En 1968, cuando lo mejor de él estaba a sus espaldas, declaró que “Dios se lo pague” (1947, Luis César Amadori) había sido la película "que más satisfecho me ha dejado". El historiador argentino, Domingo Di Núbila, escribió que su papel de mendigo millonario "revitalizó su carrera, cuya estrella estaba en plena decadencia (y) pese a la popularidad que le había dado su actuación en Hollywood, los productores mexicanos ya no tenían interés en él".

Lo cual no dejaba de ser un poco excesivo, pues De Córdova fue siempre un galán demasiado estándar y tedioso hasta mediados de los cincuenta. Su ocaso, coincidente con el fin del negocio redondo del cine mexicano. Esa regocijante Época de Oro que Renato Leduc llamó pura época de Charritos: una seudoindustria más quebradiza de lo que nadie suponía y que la distancia probaría (también), de un severo y escalofriante moralismo. El fin del régimen de Alemán trajo consigo el agotamiento de héroes como Arturo, de capa caída hasta el final de sus días, con dos o tres excepciones como “El esqueleto de la señora Morales” (1959, Rogelio A. González). La fórmula perdió su magia, la rancia tradición de sus films se volvió aceda. El rock, twist y gogó atiborraron las miserables chucherías de bajo costo, y todo el gusto socialité de pulcra e hipócrita clase media quedó purgado para siempre. El desastre financiero atrapó a la mafia que había lucrado y la cámara pudo observar deslizarse triste y despreocupado al último De Córdova en la inenarrable “El profe” (1970, Miguel M Delgado), de Cantinflas.


"Dios se lo pague".

¿Habrán sido siempre así sus películas? ¿Productos sin matices, sin estilo alguno? ¿Qué estilo podrían tener Urueta, Contreras Torres, Tito Davison, Tulio Demicheli o Julián Soler? La gente, simplemente filmaba guiones de forma metódica y vulgar, aunque Francisco Sánchez aseguraba lo contrario: según el, los años han demostrado que "las películas de entonces estaban más bien hechecitas (que las de… periodos posteriores), mejores en cuanto a envoltorio y factura". ¿Será posible? Uno se resiste con sensatez a enfrentarse a experiencias que sospecha atroces, sin importar se trate de los rostros más familiares y deificados. Que el tiempo los convirtiera en clásicos camp y celebraciones de la improvisación, no impide considerarlos literalmente indescriptibles: recordatorios necesariamente constantes de que el cine envejece a lustro por año. El cine mexicano, más que ningún otro.

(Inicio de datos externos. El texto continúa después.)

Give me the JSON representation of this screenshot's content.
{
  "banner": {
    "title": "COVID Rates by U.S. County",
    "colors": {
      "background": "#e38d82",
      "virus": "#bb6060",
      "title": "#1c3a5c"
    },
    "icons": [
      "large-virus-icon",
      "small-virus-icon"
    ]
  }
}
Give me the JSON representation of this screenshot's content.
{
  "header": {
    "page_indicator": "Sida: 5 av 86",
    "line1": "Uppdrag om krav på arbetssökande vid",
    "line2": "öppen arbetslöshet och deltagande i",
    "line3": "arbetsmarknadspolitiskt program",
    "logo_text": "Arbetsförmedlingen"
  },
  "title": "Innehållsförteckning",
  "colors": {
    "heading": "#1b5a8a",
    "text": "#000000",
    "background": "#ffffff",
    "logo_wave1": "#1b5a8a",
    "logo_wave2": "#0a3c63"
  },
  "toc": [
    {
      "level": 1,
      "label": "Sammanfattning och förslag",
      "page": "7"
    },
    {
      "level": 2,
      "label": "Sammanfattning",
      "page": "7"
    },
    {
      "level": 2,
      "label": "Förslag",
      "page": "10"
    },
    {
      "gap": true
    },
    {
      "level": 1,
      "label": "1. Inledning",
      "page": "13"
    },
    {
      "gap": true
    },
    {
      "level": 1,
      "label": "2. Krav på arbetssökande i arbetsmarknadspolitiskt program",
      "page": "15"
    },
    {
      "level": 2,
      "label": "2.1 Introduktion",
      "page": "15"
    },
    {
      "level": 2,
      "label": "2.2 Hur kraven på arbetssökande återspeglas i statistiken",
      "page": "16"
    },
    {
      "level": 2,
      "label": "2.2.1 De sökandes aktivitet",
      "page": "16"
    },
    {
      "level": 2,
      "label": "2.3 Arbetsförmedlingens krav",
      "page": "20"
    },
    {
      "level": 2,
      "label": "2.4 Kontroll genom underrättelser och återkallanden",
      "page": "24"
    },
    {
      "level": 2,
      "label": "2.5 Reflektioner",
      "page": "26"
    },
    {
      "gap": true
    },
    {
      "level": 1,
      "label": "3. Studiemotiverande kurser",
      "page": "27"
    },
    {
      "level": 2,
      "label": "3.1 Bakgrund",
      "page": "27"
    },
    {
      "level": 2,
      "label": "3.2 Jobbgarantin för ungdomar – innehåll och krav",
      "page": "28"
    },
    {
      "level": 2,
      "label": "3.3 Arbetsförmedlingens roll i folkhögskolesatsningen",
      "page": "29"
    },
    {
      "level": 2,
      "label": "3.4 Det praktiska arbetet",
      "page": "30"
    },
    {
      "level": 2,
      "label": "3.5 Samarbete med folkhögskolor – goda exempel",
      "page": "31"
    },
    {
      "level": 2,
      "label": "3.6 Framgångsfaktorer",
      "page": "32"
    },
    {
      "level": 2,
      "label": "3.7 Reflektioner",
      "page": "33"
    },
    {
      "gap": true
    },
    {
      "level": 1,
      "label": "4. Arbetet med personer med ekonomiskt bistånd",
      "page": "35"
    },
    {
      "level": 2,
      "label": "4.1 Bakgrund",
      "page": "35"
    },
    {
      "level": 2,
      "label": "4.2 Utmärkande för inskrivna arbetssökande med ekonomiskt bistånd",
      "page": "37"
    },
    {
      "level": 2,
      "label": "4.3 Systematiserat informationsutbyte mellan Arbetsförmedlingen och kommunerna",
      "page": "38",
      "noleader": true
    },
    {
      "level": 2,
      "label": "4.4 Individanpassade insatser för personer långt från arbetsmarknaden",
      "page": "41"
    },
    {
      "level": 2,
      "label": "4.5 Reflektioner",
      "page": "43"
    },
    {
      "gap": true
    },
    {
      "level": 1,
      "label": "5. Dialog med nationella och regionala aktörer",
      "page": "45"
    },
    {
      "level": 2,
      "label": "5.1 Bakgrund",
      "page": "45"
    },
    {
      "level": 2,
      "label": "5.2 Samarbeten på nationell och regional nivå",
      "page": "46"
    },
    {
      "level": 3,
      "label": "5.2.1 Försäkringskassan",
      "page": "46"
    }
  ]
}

El relegado De Córdova tenía 60 años al retirarse pero parecía de 70, el físico erosionado antes de tiempo, todo él como fuera del contexto de la vida real. No sería el último en sobrevivir, el último en funcionar; pero si de los más duraderos.

Murió el 2 de noviembre de 1973 a los 66 y ahora, ya en la posteridad, será su paisano Fernando Muñoz quien no escatimó elogios para glorificar el atractivo impecable de la personalidad del urbano Arturo: "Cuando a la mente viene la voz y la piel del personaje, esa piel que hizo y hace exclamar todavía a muchos: ¡Arturo de Córdova es un estupendo actor!"